Le mythe du vampire mis en scène dans la série est assez original. Si certains éléments proviennent du Dracula de Stoker (à commencer par la présence de Mina Murray et celle de Van Helsing), les scénaristes dotent ici les vampires de racines égyptiennes, et les relient à deux entités de l’Egypte ancienne : Amun-ra et Amunet. Les corps des vampires portent ainsi des tatouages sous-cutanés, protégés par un exosquelette, reprenant des passages du Livre des morts tournant autour de ces deux entités. Les vampires sont représentés comme des créatures à la peau d’albâtre, pour autant aussi rapides qu’avides de sang, mais qui ne se déplacent que la nuit tombée. Comme l’explique par ailleurs Van Helsing à Frankenstein, le vampirisme provoque une mutation du sang des victimes. Pour tuer les créatures, il ne reste qu’à leur enfoncer quelque chose en plein cœur où à leur détruire la tête (voire les décapiter). On note enfin une sorte de hiérarchie, tous les vampires ne semblant pas avoir les mêmes pouvoirs, entre le maître et son aspect très Nosferatu et des créatures comme Fenton, plus proche de l’humain tout en étant victime des besoins du vampire.
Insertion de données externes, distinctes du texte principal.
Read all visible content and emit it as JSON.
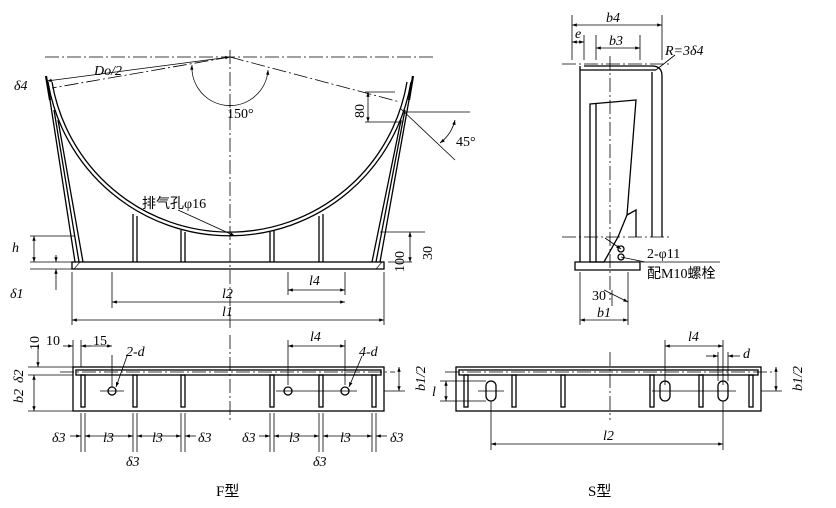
{
  "labels": {
    "d4_left": "δ4",
    "do2": "Do/2",
    "angle150": "150°",
    "dim80": "80",
    "angle45": "45°",
    "vent": "排气孔φ16",
    "h": "h",
    "d1": "δ1",
    "dim30": "30",
    "dim100": "100",
    "l4_top": "l4",
    "l2_top": "l2",
    "l1_top": "l1",
    "side_b4": "b4",
    "side_e": "e",
    "side_b3": "b3",
    "side_R": "R=3δ4",
    "side_holes": "2-φ11",
    "side_bolt": "配M10螺栓",
    "side_30": "30",
    "side_b1": "b1",
    "f_10a": "10",
    "f_10b": "10",
    "f_15": "15",
    "f_2d": "2-d",
    "f_l4": "l4",
    "f_4d": "4-d",
    "f_d2": "δ2",
    "f_b2": "b2",
    "f_b12": "b1/2",
    "f_d3": "δ3",
    "f_l3": "l3",
    "s_l4": "l4",
    "s_d": "d",
    "s_l": "l",
    "s_b12": "b1/2",
    "s_l2": "l2"
  },
  "captions": {
    "f_type": "F型",
    "s_type": "S型"
  }
}
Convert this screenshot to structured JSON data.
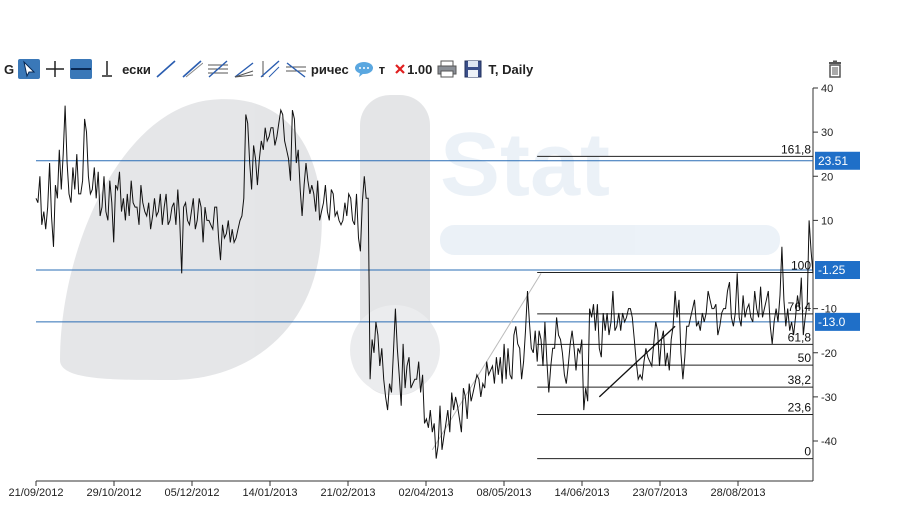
{
  "toolbar": {
    "items": [
      {
        "name": "cursor-icon",
        "selected": true
      },
      {
        "name": "crosshair-icon"
      },
      {
        "name": "horizontal-line-icon",
        "selected": true
      },
      {
        "name": "vertical-line-icon"
      }
    ],
    "text1": "ески",
    "lines": [
      {
        "name": "trend-line-icon"
      },
      {
        "name": "ray-line-icon"
      },
      {
        "name": "channel-icon"
      },
      {
        "name": "fan-icon"
      },
      {
        "name": "gann-icon"
      },
      {
        "name": "fib-fan-icon"
      }
    ],
    "text2": "ричес",
    "comment_icon": "speech-bubble-icon",
    "text3": "т",
    "delete_icon": "red-x-icon",
    "value": "1.00",
    "print_icon": "printer-icon",
    "save_icon": "floppy-icon",
    "symbol": "T, Daily",
    "trash_icon": "trash-icon"
  },
  "watermark": "Stat",
  "chart_data": {
    "type": "line",
    "x_labels": [
      "21/09/2012",
      "29/10/2012",
      "05/12/2012",
      "14/01/2013",
      "21/02/2013",
      "02/04/2013",
      "08/05/2013",
      "14/06/2013",
      "23/07/2013",
      "28/08/2013"
    ],
    "y_ticks": [
      40,
      30,
      20,
      10,
      -10,
      -20,
      -30,
      -40
    ],
    "ylim": [
      -48,
      40
    ],
    "series": [
      {
        "values": [
          15,
          14,
          20,
          9,
          12,
          8,
          13,
          23,
          11,
          4,
          18,
          15,
          26,
          17,
          25,
          36,
          23,
          16,
          14,
          22,
          17,
          25,
          16,
          16,
          19,
          33,
          30,
          20,
          16,
          17,
          22,
          15,
          21,
          11,
          13,
          20,
          12,
          10,
          19,
          14,
          5,
          18,
          17,
          21,
          12,
          15,
          10,
          16,
          11,
          19,
          14,
          13,
          13,
          9,
          18,
          14,
          12,
          11,
          14,
          8,
          11,
          15,
          11,
          12,
          16,
          9,
          13,
          16,
          9,
          10,
          13,
          14,
          9,
          17,
          10,
          -2,
          13,
          14,
          10,
          9,
          12,
          15,
          8,
          10,
          15,
          13,
          5,
          13,
          10,
          10,
          9,
          8,
          13,
          13,
          6,
          1,
          9,
          6,
          7,
          10,
          5,
          8,
          5,
          6,
          8,
          10,
          11,
          15,
          34,
          32,
          23,
          17,
          27,
          24,
          18,
          24,
          28,
          26,
          31,
          28,
          29,
          31,
          31,
          27,
          29,
          32,
          35,
          34,
          28,
          26,
          24,
          19,
          35,
          33,
          23,
          26,
          17,
          11,
          18,
          23,
          19,
          16,
          18,
          16,
          12,
          19,
          10,
          12,
          14,
          18,
          12,
          10,
          17,
          16,
          11,
          12,
          10,
          9,
          10,
          14,
          11,
          16,
          15,
          10,
          9,
          16,
          6,
          3,
          14,
          20,
          15,
          15,
          -26,
          -17,
          -20,
          -13,
          -16,
          -23,
          -19,
          -26,
          -30,
          -33,
          -27,
          -29,
          -20,
          -10,
          -19,
          -25,
          -32,
          -18,
          -28,
          -23,
          -21,
          -28,
          -27,
          -26,
          -26,
          -22,
          -29,
          -25,
          -36,
          -35,
          -37,
          -33,
          -38,
          -36,
          -44,
          -41,
          -32,
          -42,
          -39,
          -36,
          -33,
          -38,
          -29,
          -33,
          -30,
          -32,
          -35,
          -38,
          -28,
          -30,
          -35,
          -27,
          -31,
          -29,
          -27,
          -25,
          -26,
          -30,
          -27,
          -28,
          -22,
          -25,
          -24,
          -23,
          -27,
          -21,
          -25,
          -21,
          -27,
          -18,
          -26,
          -19,
          -25,
          -26,
          -16,
          -14,
          -18,
          -19,
          -26,
          -22,
          -15,
          -6,
          -13,
          -19,
          -20,
          -15,
          -22,
          -15,
          -17,
          -23,
          -13,
          -22,
          -29,
          -23,
          -19,
          -19,
          -12,
          -16,
          -17,
          -20,
          -25,
          -27,
          -23,
          -18,
          -15,
          -19,
          -24,
          -19,
          -20,
          -17,
          -33,
          -28,
          -31,
          -10,
          -12,
          -9,
          -15,
          -9,
          -19,
          -21,
          -11,
          -15,
          -11,
          -16,
          -13,
          -6,
          -15,
          -14,
          -11,
          -15,
          -11,
          -13,
          -12,
          -10,
          -10,
          -12,
          -17,
          -22,
          -26,
          -25,
          -26,
          -22,
          -19,
          -21,
          -22,
          -23,
          -18,
          -13,
          -15,
          -23,
          -17,
          -15,
          -23,
          -20,
          -24,
          -17,
          -14,
          -6,
          -12,
          -8,
          -20,
          -26,
          -21,
          -14,
          -14,
          -12,
          -10,
          -8,
          -14,
          -13,
          -15,
          -11,
          -13,
          -11,
          -6,
          -8,
          -10,
          -10,
          -9,
          -16,
          -14,
          -11,
          -10,
          -10,
          -6,
          -4,
          -12,
          -14,
          -11,
          -2,
          -12,
          -14,
          -7,
          -12,
          -10,
          -9,
          -12,
          -13,
          -6,
          -10,
          -12,
          -5,
          -12,
          -10,
          -8,
          -6,
          -14,
          -18,
          -13,
          -10,
          -13,
          -7,
          4,
          -8,
          -14,
          -10,
          -15,
          -13,
          -16,
          -12,
          -7,
          -10,
          -3,
          -16,
          -12,
          -9,
          10,
          3,
          -2
        ]
      }
    ],
    "horizontal_lines": [
      {
        "label": "23.51",
        "value": 23.51
      },
      {
        "label": "-1.25",
        "value": -1.25
      },
      {
        "label": "-13.0",
        "value": -13.0
      }
    ],
    "fibonacci": {
      "x_start_index": 258,
      "levels": [
        {
          "label": "161,8",
          "value": 24.5
        },
        {
          "label": "100",
          "value": -1.8
        },
        {
          "label": "76,4",
          "value": -11.2
        },
        {
          "label": "61,8",
          "value": -18.1
        },
        {
          "label": "50",
          "value": -22.8
        },
        {
          "label": "38,2",
          "value": -27.8
        },
        {
          "label": "23,6",
          "value": -34.0
        },
        {
          "label": "0",
          "value": -44.0
        }
      ]
    },
    "trend_lines": [
      {
        "from_index": 204,
        "from_value": -42,
        "to_index": 260,
        "to_value": -2
      },
      {
        "from_index": 290,
        "from_value": -30,
        "to_index": 329,
        "to_value": -14
      }
    ]
  }
}
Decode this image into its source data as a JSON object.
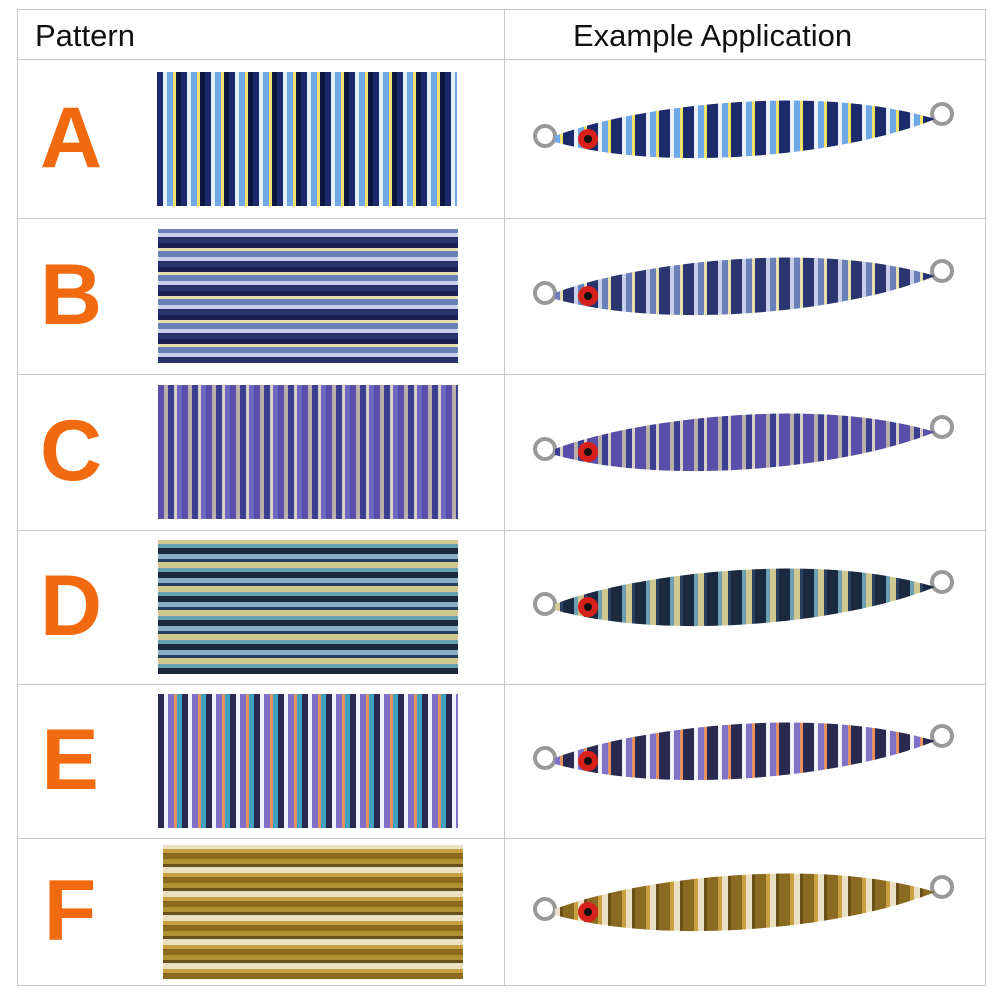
{
  "header": {
    "pattern": "Pattern",
    "example": "Example Application"
  },
  "accent_color": "#f26a10",
  "rows": [
    {
      "label": "A",
      "colors": [
        "#1b2a6b",
        "#e8f0ff",
        "#6fa8e8",
        "#f4e36a",
        "#0d1640"
      ]
    },
    {
      "label": "B",
      "colors": [
        "#2a3570",
        "#c8d0e8",
        "#6b7fb8",
        "#e8e0b0",
        "#1a2050"
      ]
    },
    {
      "label": "C",
      "colors": [
        "#5a4fa8",
        "#b8b0a8",
        "#3a3f90",
        "#d8d0c8",
        "#7068c0"
      ]
    },
    {
      "label": "D",
      "colors": [
        "#1a2840",
        "#6aa0b0",
        "#d0c890",
        "#2a4060",
        "#8ab0c8"
      ]
    },
    {
      "label": "E",
      "colors": [
        "#2a2a50",
        "#f0f0f8",
        "#8070c8",
        "#e89060",
        "#40a0c0"
      ]
    },
    {
      "label": "F",
      "colors": [
        "#8a6a20",
        "#c8a040",
        "#e8e0c0",
        "#6a5018",
        "#b09030"
      ]
    }
  ]
}
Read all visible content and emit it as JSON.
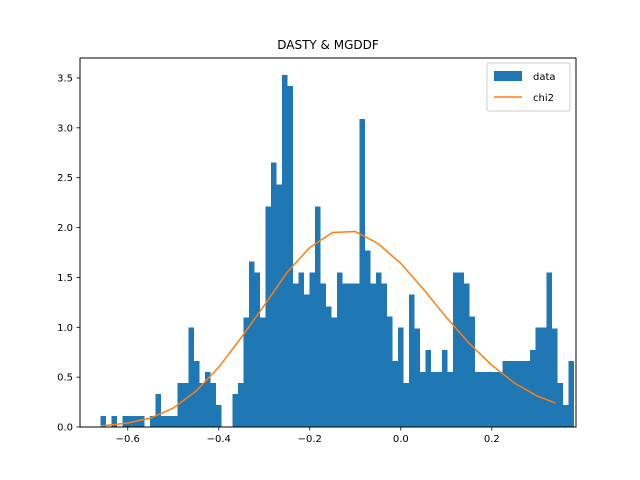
{
  "chart_data": {
    "type": "bar",
    "title": "DASTY & MGDDF",
    "xlabel": "",
    "ylabel": "",
    "xlim": [
      -0.705,
      0.385
    ],
    "ylim": [
      0,
      3.7
    ],
    "xticks": [
      -0.6,
      -0.4,
      -0.2,
      0.0,
      0.2
    ],
    "xtick_labels": [
      "−0.6",
      "−0.4",
      "−0.2",
      "0.0",
      "0.2"
    ],
    "yticks": [
      0.0,
      0.5,
      1.0,
      1.5,
      2.0,
      2.5,
      3.0,
      3.5
    ],
    "ytick_labels": [
      "0.0",
      "0.5",
      "1.0",
      "1.5",
      "2.0",
      "2.5",
      "3.0",
      "3.5"
    ],
    "legend": {
      "location": "upper right",
      "entries": [
        "data",
        "chi2"
      ]
    },
    "colors": {
      "data": "#1f77b4",
      "chi2": "#ff7f0e"
    },
    "histogram": {
      "name": "data",
      "bin_start": -0.66,
      "bin_width": 0.0121,
      "values": [
        0.11,
        0,
        0.11,
        0,
        0.11,
        0.11,
        0.11,
        0.11,
        0,
        0.11,
        0.33,
        0.11,
        0.11,
        0.11,
        0.44,
        0.44,
        1.0,
        0.66,
        0.44,
        0.55,
        0.44,
        0.22,
        0,
        0,
        0.33,
        0.44,
        1.1,
        1.66,
        1.55,
        1.1,
        2.21,
        2.65,
        2.43,
        3.53,
        3.42,
        1.44,
        1.55,
        1.33,
        1.55,
        2.21,
        1.44,
        1.21,
        1.1,
        1.55,
        1.44,
        1.44,
        1.44,
        3.09,
        1.77,
        1.44,
        1.55,
        1.44,
        1.11,
        0.66,
        1.0,
        0.44,
        1.33,
        0.99,
        0.55,
        0.77,
        0.55,
        0.55,
        0.77,
        0.55,
        1.55,
        1.55,
        1.44,
        1.11,
        0.55,
        0.55,
        0.55,
        0.55,
        0.55,
        0.66,
        0.66,
        0.66,
        0.66,
        0.66,
        0.77,
        1.0,
        1.0,
        1.55,
        0.99,
        0.44,
        0.22,
        0.66
      ]
    },
    "series": [
      {
        "name": "chi2",
        "type": "line",
        "x": [
          -0.66,
          -0.6,
          -0.55,
          -0.5,
          -0.45,
          -0.4,
          -0.35,
          -0.3,
          -0.25,
          -0.2,
          -0.15,
          -0.1,
          -0.05,
          0.0,
          0.05,
          0.1,
          0.15,
          0.2,
          0.25,
          0.3,
          0.34
        ],
        "y": [
          0.01,
          0.04,
          0.09,
          0.19,
          0.36,
          0.6,
          0.9,
          1.22,
          1.55,
          1.8,
          1.95,
          1.96,
          1.84,
          1.64,
          1.38,
          1.1,
          0.84,
          0.62,
          0.44,
          0.31,
          0.24
        ]
      }
    ]
  }
}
Une première saison vraiment réussie, qui distille une ambiance d’une noirceur rare, portée par un casting sans faille. Une vision revisitée des grandes classiques de l’horreur de la fin du XIXe siècle qui s’avère plus judicieuse qu’une adaptation d’un des classiques, et offre un potentiel scénaristique autrement plus poussé pour les saisons à venir. On peut certes objecter que certains personnages connus ont droit à un traitement radical (je pense à Van Helsing), pour autant l’ensemble est pour le moins cohérent.